Canada to instate two-year ban on foreign homebuyers in attempt to curb rising prices

The federal government is planning on banning most foreigners from buying homes in Canada for two years.

Jarryd Jaeger Vancouver, BC

In an attempt to quell skyrocketing real estate prices across Canada, the federal government is planning on instating a two-year ban on most foreigners buying homes.

It's no secret that Canada has one of the exorbitant real estate markets in the world, with the average price of a home currently sitting at $869,300. Over the past two years alone, prices have gone up by over 50%.

In response, the federal government is planning on banning most foreigners from buying homes in Canada for two years.

According to CP24, the proposed ban will be introduced in the Liberals' budget on Thursday as part of a larger set of measures aimed at increasing housing affordability. The budget also includes $4 billion to update municipal zoning and permit systems, $1.5 billion for co-op housing, and $1 billion for affordable housing.

The ban, which was promised by Trudeau in 2021, reportedly applies to the purchase of condos, apartments and single residential units. Permanent residents, foreign workers, and students will still be permitted to buy these properties, as well as foreigners whose primary residence is in Canada.

This, says CTV News' Joyce Napier, is meant to crack down on foreigners who "buy the home and never come to Canada to live in it and leave the home empty while the inventory is low and people can’t buy homes."

Some analysts in Vancouver, Canada's second most expensive housing market, are skeptical that the ban would achieve the desired result.

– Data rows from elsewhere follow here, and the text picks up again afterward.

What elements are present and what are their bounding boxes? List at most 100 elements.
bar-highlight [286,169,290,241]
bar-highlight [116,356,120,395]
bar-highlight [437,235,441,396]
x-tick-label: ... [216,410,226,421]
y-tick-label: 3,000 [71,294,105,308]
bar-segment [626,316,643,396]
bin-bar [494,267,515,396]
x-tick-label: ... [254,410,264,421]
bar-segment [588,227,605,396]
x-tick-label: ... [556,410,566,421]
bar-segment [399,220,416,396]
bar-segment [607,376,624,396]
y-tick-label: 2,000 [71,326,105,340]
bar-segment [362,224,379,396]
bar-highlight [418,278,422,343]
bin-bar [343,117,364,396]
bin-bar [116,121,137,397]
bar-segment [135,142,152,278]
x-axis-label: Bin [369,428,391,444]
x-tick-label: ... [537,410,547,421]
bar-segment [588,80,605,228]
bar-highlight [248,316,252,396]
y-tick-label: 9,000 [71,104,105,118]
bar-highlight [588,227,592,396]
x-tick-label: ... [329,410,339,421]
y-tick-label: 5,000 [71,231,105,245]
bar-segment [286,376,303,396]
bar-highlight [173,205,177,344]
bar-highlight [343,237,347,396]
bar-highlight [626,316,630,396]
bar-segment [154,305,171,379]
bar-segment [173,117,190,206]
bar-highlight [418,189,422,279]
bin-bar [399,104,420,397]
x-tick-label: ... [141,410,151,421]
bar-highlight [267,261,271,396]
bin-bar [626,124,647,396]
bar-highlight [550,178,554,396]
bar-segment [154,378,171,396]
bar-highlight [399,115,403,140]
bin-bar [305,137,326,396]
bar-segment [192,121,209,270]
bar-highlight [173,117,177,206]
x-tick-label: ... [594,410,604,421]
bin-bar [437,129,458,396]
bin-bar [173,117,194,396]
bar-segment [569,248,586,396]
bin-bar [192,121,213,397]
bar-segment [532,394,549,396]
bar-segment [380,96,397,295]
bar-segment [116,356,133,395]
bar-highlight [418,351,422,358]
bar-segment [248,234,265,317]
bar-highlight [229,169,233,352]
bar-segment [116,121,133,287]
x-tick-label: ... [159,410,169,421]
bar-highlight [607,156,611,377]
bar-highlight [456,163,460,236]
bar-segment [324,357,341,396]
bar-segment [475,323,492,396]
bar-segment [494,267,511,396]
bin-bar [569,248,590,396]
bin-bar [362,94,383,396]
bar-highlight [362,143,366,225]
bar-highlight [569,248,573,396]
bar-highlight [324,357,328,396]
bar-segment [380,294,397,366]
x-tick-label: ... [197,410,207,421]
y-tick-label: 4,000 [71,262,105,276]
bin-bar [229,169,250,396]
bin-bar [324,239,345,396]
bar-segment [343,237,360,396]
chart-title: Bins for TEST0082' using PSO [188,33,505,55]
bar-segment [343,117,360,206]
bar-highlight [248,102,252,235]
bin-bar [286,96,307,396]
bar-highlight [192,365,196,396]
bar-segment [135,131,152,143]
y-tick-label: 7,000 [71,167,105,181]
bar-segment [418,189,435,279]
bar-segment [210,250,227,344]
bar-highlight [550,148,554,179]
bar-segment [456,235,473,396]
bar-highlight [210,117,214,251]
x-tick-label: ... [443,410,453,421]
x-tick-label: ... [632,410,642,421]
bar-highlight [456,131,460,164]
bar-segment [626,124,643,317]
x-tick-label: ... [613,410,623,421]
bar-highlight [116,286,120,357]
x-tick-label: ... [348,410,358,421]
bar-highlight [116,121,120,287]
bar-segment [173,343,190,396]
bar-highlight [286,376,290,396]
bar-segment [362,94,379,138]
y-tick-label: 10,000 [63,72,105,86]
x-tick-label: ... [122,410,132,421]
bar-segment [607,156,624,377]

Speaking with the Vancouver Sun, director of the UBC Centre for Urban Economics and Real Estate, Tsur Sommerville, even went so far as to call the ban "virtue signalling."

He pointed out that most foreign homebuyers go for expensive properties in Vancouver's swankiest neighbourhoods, a market that's "not what is defining affordability" for ordinary Canadians.

According to the Sun, BC has already attempted to dissuade foreign home buyers with a 20% foreign-buyers tax as well as a speculation and vacancy tax, however prices have continued to rise unabated.

Some have expressed concern regarding the exceptions made for students. One Vancouver resident argued that parents of foreign students could potentially exploit the loophole and buy homes under their children's names.